Section 4307, Kentucky Statutes, directs that the question shall be submitted in this fashion:
"Are you in favor of issuing . . . bonds for the purpose of building roads and bridges?"
It was insisted in the Denton case that, as the ballots did not conform to the statute, the question was not submitted in the proper form, and for that reason the election was invalid. In answering this contention, this court said:
"Section 157a of the Constitution authorizes the pledging of the credit of the Commonwealth to any county 'for public road purposes,' and further provides that any county may be permitted to incur an indebtedness not in excess of five per centum of the value of the taxable property therein 'for public road purposes in said county.' A bridge is nothing more than that part of a read which crosses a stream, and the power to issue bonds for public road purposes necessarily carries with it the power to build bridges, which are a part of the road.

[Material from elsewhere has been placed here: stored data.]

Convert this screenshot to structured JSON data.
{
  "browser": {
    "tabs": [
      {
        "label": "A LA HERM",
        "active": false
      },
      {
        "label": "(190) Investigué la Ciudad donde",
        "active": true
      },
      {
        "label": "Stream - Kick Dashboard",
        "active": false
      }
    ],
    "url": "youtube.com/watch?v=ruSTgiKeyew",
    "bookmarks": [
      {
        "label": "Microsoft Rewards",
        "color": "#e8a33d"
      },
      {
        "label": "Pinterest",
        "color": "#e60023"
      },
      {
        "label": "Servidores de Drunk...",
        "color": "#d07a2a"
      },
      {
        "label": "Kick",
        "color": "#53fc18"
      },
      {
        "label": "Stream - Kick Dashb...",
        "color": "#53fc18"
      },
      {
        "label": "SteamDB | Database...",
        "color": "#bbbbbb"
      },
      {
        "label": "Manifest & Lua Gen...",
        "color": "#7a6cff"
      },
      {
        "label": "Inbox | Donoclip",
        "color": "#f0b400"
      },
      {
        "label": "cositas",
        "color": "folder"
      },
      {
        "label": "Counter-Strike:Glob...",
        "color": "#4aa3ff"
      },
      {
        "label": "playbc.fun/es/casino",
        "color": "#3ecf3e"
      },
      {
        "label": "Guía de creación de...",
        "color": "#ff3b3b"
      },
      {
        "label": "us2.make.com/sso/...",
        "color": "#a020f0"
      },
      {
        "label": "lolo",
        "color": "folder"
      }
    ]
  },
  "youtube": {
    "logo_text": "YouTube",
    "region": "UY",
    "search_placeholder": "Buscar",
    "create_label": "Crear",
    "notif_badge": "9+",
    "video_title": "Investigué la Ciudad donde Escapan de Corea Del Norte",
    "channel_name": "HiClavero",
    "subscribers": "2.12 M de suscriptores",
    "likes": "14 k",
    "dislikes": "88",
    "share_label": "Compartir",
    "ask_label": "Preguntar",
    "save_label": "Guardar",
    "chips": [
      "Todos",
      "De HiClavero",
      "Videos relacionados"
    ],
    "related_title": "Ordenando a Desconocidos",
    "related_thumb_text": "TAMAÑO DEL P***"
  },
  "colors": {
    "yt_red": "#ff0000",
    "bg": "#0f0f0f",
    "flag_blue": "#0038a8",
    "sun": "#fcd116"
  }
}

Hence the statute is a correct legislative interpretation of the power conferred by the Constitution, and its only effect is to make that power more specific. Since a vote for bonds for building roads is, in effect, a vote for bonds for building bridges, it is clear, we think, that the form in which the question was printed was not misleading, and affords no reasonable ground for holding the election invalid."
See also Crick v. Rash,
A bridge, then, being nothing more than that part of a road which crosses a stream, it seems clear that counties have a right under section 4307, Kentucky Statutes, to use the proceeds of a bond issue voted under its provisions for the purpose of building bridges. It will be observed that the statute does not require any particular length of road to be built or any particular location for the building of said road. It would not be contended but that the fiscal court could have used this bond money for the purpose of building a raised road, with the necessary culverts, over or through some swampy part of the county through which this road passes. A road does not cease to be a road when it crosses a stream, and the bridge which carries the traveler across such stream is as much a road as the causeway which carries him over a *628 low, swampy place. It is more a difference of degree than of kind. Had this river been a small sized brook and the fiscal court determined to build an embankment across it, with a roadway on top and a culvert underneath, to let the water through, no one could complain that section 4307,supra, was being violated. That the character of the stream prevents an embankment and requires an open span does not change the legal principle involved. Since the fiscal court is not required to build any particular length of road, the fact that it only intends to build a bridge, with the necessary approaches, does not take it without the authorization of the statute above mentioned. Therefore, under the authority of the Denton county case and for the reasons herein set out, we hold that Whitley county has a right to build the proposed bridge out of the proceeds of this bond issue.
There is a minor question involve in this case concerning a slight alteration of one of the approaches to this bridge. It seems as though the alteration was not advertised as required by section 4304 of the Kentucky Statutes, which advertisement was held to be jurisdictional to a judgment of alteration in the case of Gratzer v. Gertisen,
Whole court sitting, Chief Justice Settle dissenting.